Entre soberanía, petróleo y sufrimiento humano: una pregunta incómoda para el orden internacional contemporáneo
Cuando un Estado
poderoso cruza las fronteras de otro con armas, órdenes ejecutivas y tribunales
propios, la pregunta no es solo jurídica. Es ética. ¿Puede una intervención
militar presentarse como justicia? ¿Puede una captura convertirse en redención
política? ¿Y quién paga, una vez más, el precio real de estas decisiones?
La reciente escalada del conflicto entre Estados Unidos y Venezuela, culminada en una intervención directa y la captura del presidente Nicolás Maduro, ha reabierto un debate tan antiguo como incómodo: el de la legitimidad del poder cuando se ejerce desde la fuerza. Más allá de ideologías, banderas o relatos oficiales, lo que está en juego es algo más frágil y más universal: la vida cotidiana de millones de personas atrapadas entre gobiernos fallidos y salvadores autoproclamados.
1. Venezuela antes de las bombas: una crisis que precede a la intervención
Las elecciones del 28 de julio de 2024, denunciadas por amplios sectores como fraudulentas, intensificaron una fractura ya existente. El gobierno de Nicolás Maduro, sostenido por el aparato estatal y militar, mantuvo el control del poder en un clima de desconfianza generalizada. Organismos internacionales documentaron violaciones de derechos humanos y represión política; la oposición, a su vez, quedó debilitada, fragmentada y en algunos casos desacreditada.
España y otros países europeos observaron el proceso con ambivalencia: crítica severa al autoritarismo venezolano, pero también reticencia a cualquier salida que violara el derecho internacional. Esta tensión —condenar sin invadir, criticar sin bombardear— marcaría todo lo que vendría después.

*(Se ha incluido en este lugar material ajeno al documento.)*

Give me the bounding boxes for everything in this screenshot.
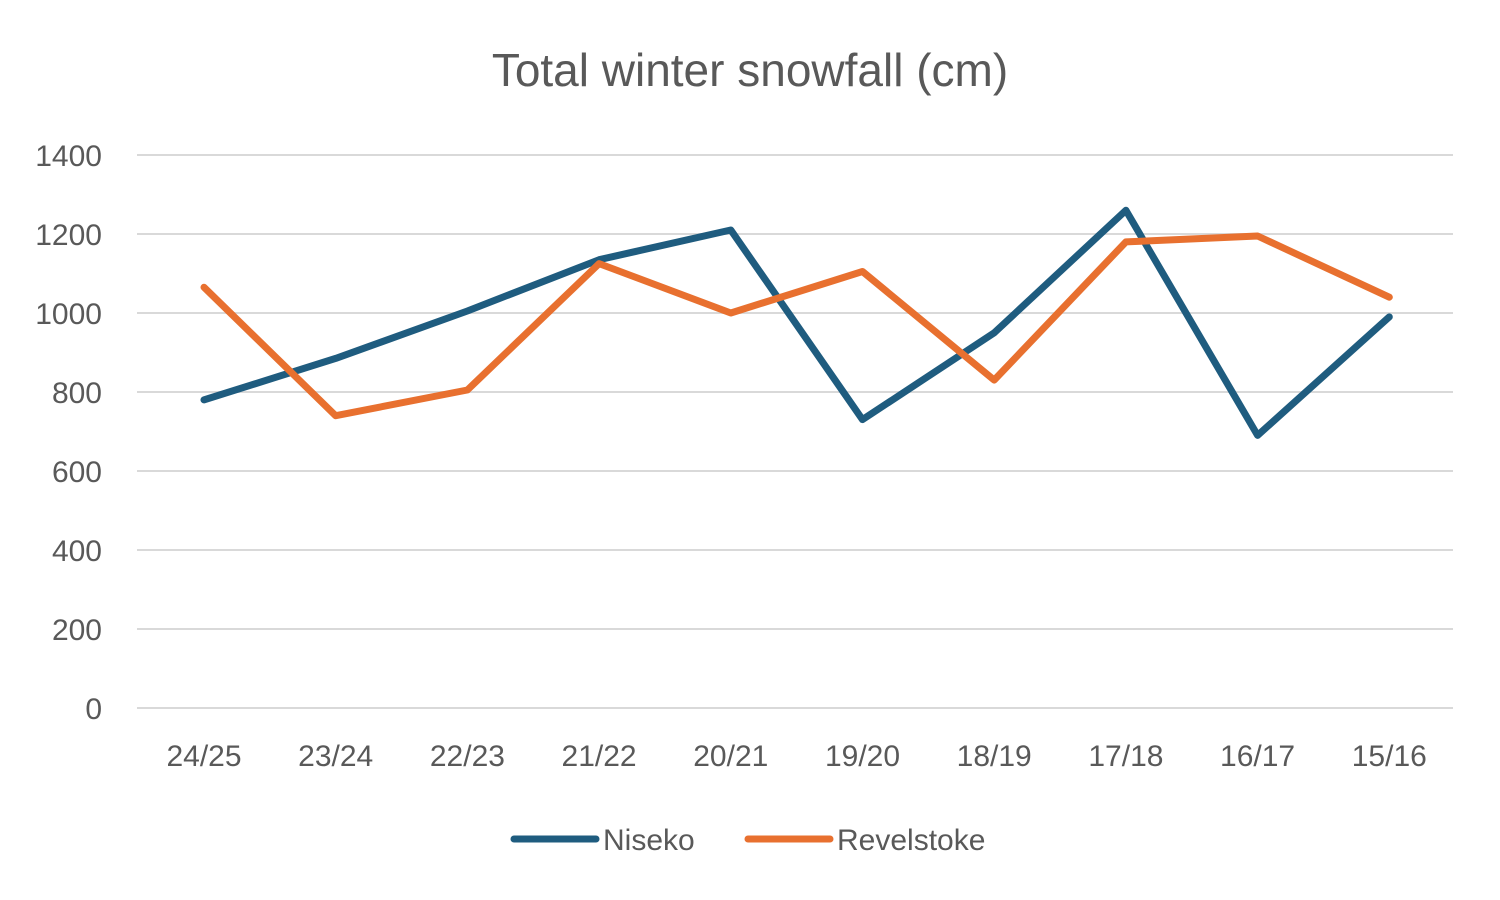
x-tick-label: 19/20: [825, 740, 900, 773]
y-tick-label: 400: [52, 535, 102, 568]
chart-title: Total winter snowfall (cm): [492, 44, 1008, 96]
x-tick-label: 21/22: [562, 740, 637, 773]
y-tick-label: 600: [52, 456, 102, 489]
x-tick-label: 18/19: [957, 740, 1032, 773]
y-tick-label: 1200: [35, 219, 102, 252]
legend-label-niseko: Niseko: [603, 824, 695, 857]
x-tick-label: 16/17: [1220, 740, 1295, 773]
y-axis-tick-labels: 0 200 400 600 800 1000 1200 1400: [35, 140, 102, 726]
x-axis-tick-labels: 24/25 23/24 22/23 21/22 20/21 19/20 18/19 17/18…: [166, 740, 1426, 773]
gridlines: [137, 154, 1453, 709]
series-lines: [200, 206, 1393, 439]
x-tick-label: 17/18: [1088, 740, 1163, 773]
x-tick-label: 23/24: [298, 740, 373, 773]
series-line-revelstoke: [200, 232, 1393, 420]
legend-label-revelstoke: Revelstoke: [837, 824, 985, 857]
x-tick-label: 20/21: [693, 740, 768, 773]
y-tick-label: 200: [52, 614, 102, 647]
y-tick-label: 1000: [35, 298, 102, 331]
x-tick-label: 22/23: [430, 740, 505, 773]
x-tick-label: 15/16: [1352, 740, 1427, 773]
series-line-niseko: [200, 206, 1393, 439]
x-tick-label: 24/25: [166, 740, 241, 773]
legend: Niseko Revelstoke: [510, 824, 985, 857]
y-tick-label: 800: [52, 377, 102, 410]
y-tick-label: 1400: [35, 140, 102, 173]
y-tick-label: 0: [85, 693, 102, 726]
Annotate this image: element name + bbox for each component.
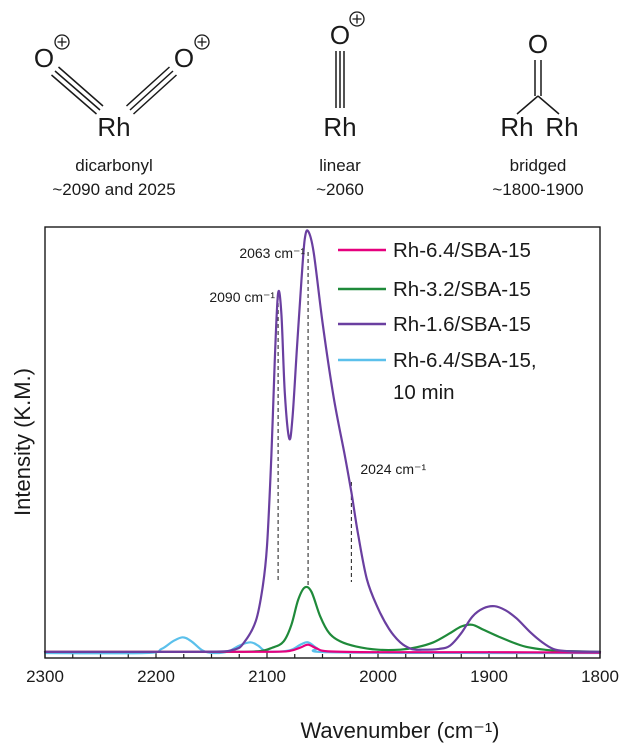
charge-right-icon <box>194 34 210 50</box>
rhodium-label: Rh <box>97 112 130 142</box>
dicarbonyl-name: dicarbonyl <box>75 156 153 175</box>
charge-icon <box>349 11 365 27</box>
legend: Rh-6.4/SBA-15 Rh-3.2/SBA-15 Rh-1.6/SBA-1… <box>338 239 537 404</box>
oxygen-label: O <box>528 29 548 59</box>
oxygen-right-label: O <box>174 43 194 73</box>
charge-plus-icon <box>352 14 362 24</box>
series-line-rh-3.2-sba-15 <box>43 585 602 653</box>
x-tick-label: 1800 <box>581 667 619 686</box>
spectra <box>43 229 602 655</box>
charge-right-plus-icon <box>197 37 207 47</box>
peak-labels: 2090 cm⁻¹ 2063 cm⁻¹ 2024 cm⁻¹ <box>209 245 426 477</box>
series-line-rh-1.6-sba-15 <box>43 229 602 654</box>
linear-range: ~2060 <box>316 180 364 199</box>
triple-bond-left-icon <box>51 66 104 115</box>
peak-reference-lines <box>277 252 352 588</box>
rhodium-right-label: Rh <box>545 112 578 142</box>
x-tick-label: 2300 <box>26 667 64 686</box>
bridged-range: ~1800-1900 <box>492 180 583 199</box>
structure-linear: O Rh linear ~2060 <box>316 11 365 199</box>
triple-bond-right-icon <box>125 66 178 115</box>
triple-bond-icon <box>335 51 345 108</box>
peak-label: 2063 cm⁻¹ <box>239 245 305 261</box>
x-tick-label: 2000 <box>359 667 397 686</box>
x-tick-label: 2100 <box>248 667 286 686</box>
series-line-rh-6.4-sba-15-10-min <box>43 636 602 655</box>
dicarbonyl-range: ~2090 and 2025 <box>52 180 175 199</box>
rhodium-label: Rh <box>323 112 356 142</box>
y-axis-title: Intensity (K.M.) <box>10 368 35 516</box>
charge-left-plus-icon <box>57 37 67 47</box>
legend-label-rh-1.6: Rh-1.6/SBA-15 <box>393 313 531 336</box>
structure-bridged: O Rh Rh bridged ~1800-1900 <box>492 29 583 199</box>
legend-label-rh-6.4-10min: Rh-6.4/SBA-15, <box>393 349 537 372</box>
oxygen-left-label: O <box>34 43 54 73</box>
peak-label: 2090 cm⁻¹ <box>209 289 275 305</box>
double-bond-icon <box>534 60 542 96</box>
rhodium-left-label: Rh <box>500 112 533 142</box>
legend-label-rh-6.4: Rh-6.4/SBA-15 <box>393 239 531 262</box>
x-axis-title: Wavenumber (cm⁻¹) <box>300 718 499 743</box>
plot-frame <box>44 226 601 659</box>
bridge-bonds-icon <box>516 95 560 115</box>
structure-dicarbonyl: O O Rh dicarbonyl ~2090 and 2025 <box>34 34 210 199</box>
oxygen-label: O <box>330 20 350 50</box>
bridged-name: bridged <box>510 156 567 175</box>
legend-label-rh-6.4-10min-line2: 10 min <box>393 381 455 404</box>
charge-left-icon <box>54 34 70 50</box>
linear-name: linear <box>319 156 361 175</box>
legend-label-rh-3.2: Rh-3.2/SBA-15 <box>393 278 531 301</box>
peak-label: 2024 cm⁻¹ <box>360 461 426 477</box>
x-axis-tick-labels: 2300 2200 2100 2000 1900 1800 <box>26 667 619 686</box>
x-tick-label: 2200 <box>137 667 175 686</box>
x-tick-label: 1900 <box>470 667 508 686</box>
ir-spectrum-chart: 2300 2200 2100 2000 1900 1800 2090 cm⁻¹ 2063 c… <box>10 226 619 743</box>
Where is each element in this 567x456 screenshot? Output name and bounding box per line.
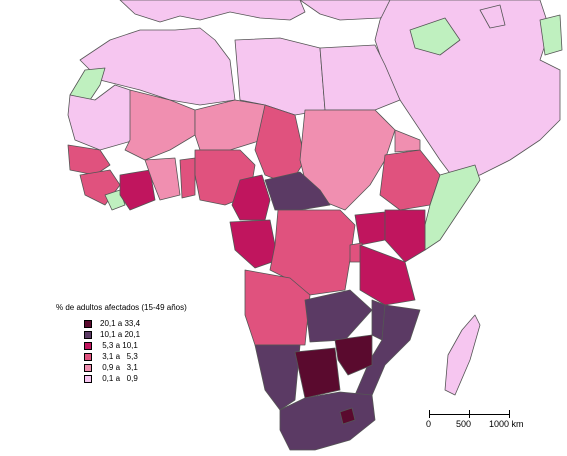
scale-label-1000: 1000 km bbox=[489, 419, 524, 429]
scale-label-500: 500 bbox=[456, 419, 472, 429]
namibia bbox=[254, 344, 301, 411]
legend-row: 0,1 a 0,9 bbox=[84, 373, 187, 384]
middle-east-nodata-a bbox=[409, 17, 461, 56]
central-african-republic bbox=[264, 171, 331, 211]
legend-label: 3,1 a 5,3 bbox=[100, 352, 138, 361]
lesotho bbox=[339, 407, 356, 425]
legend-row: 5,3 a 10,1 bbox=[84, 340, 187, 351]
legend-swatch bbox=[84, 352, 92, 361]
eritrea-djibouti bbox=[394, 129, 421, 153]
botswana bbox=[294, 347, 341, 399]
scale-tick bbox=[509, 410, 510, 418]
uganda bbox=[354, 211, 386, 246]
senegal-gambia bbox=[67, 144, 111, 176]
morocco-algeria bbox=[79, 27, 236, 106]
angola bbox=[244, 269, 311, 346]
scale-label-0: 0 bbox=[426, 419, 432, 429]
legend-title: % de adultos afectados (15-49 años) bbox=[56, 303, 187, 312]
legend-label: 10,1 a 20,1 bbox=[100, 330, 141, 339]
zambia bbox=[304, 289, 373, 343]
legend-label: 20,1 a 33,4 bbox=[100, 319, 141, 328]
scale-bar: 0 500 1000 km bbox=[423, 400, 533, 440]
legend-row: 0,9 a 3,1 bbox=[84, 362, 187, 373]
legend-swatch bbox=[84, 319, 92, 328]
map-legend: % de adultos afectados (15-49 años) 20,1… bbox=[56, 303, 187, 384]
legend-row: 3,1 a 5,3 bbox=[84, 351, 187, 362]
somalia bbox=[424, 164, 481, 251]
scale-tick bbox=[429, 410, 430, 418]
sudan bbox=[299, 109, 396, 211]
zimbabwe bbox=[334, 334, 373, 376]
niger bbox=[194, 99, 266, 151]
cote-divoire bbox=[119, 169, 156, 211]
legend-label: 0,1 a 0,9 bbox=[100, 374, 138, 383]
togo-benin bbox=[179, 157, 196, 199]
madagascar bbox=[444, 314, 481, 396]
dr-congo bbox=[269, 209, 356, 296]
mali bbox=[124, 89, 196, 161]
europe-region bbox=[119, 0, 306, 23]
legend-swatch bbox=[84, 363, 92, 372]
tanzania bbox=[359, 244, 416, 306]
legend-row: 10,1 a 20,1 bbox=[84, 329, 187, 340]
legend-swatch bbox=[84, 374, 92, 383]
legend-label: 5,3 a 10,1 bbox=[100, 341, 138, 350]
europe-east-region bbox=[299, 0, 401, 21]
legend-swatch bbox=[84, 330, 92, 339]
caspian-lake bbox=[479, 4, 506, 29]
south-africa bbox=[279, 391, 376, 451]
legend-label: 0,9 a 3,1 bbox=[100, 363, 138, 372]
gabon-congo bbox=[229, 219, 279, 269]
legend-row: 20,1 a 33,4 bbox=[84, 318, 187, 329]
middle-east-nodata-b bbox=[539, 14, 563, 56]
scale-tick bbox=[469, 410, 470, 418]
legend-swatch bbox=[84, 341, 92, 350]
burkina-ghana bbox=[144, 157, 181, 201]
kenya bbox=[384, 209, 426, 263]
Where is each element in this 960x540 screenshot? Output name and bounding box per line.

2. El largo conflicto con Estados Unidos: sanciones, petróleo y cambio de régimen
Desde hace décadas, Estados Unidos ha considerado a Venezuela un actor problemático en su patio trasero geopolítico. Sanciones económicas, bloqueos financieros, reconocimientos selectivos de liderazgos opositores y recompensas por la captura de dirigentes venezolanos fueron escalando una presión sostenida cuyo objetivo declarado era la restauración democrática, y cuyo efecto real fue el endurecimiento del régimen y el empobrecimiento de la población civil.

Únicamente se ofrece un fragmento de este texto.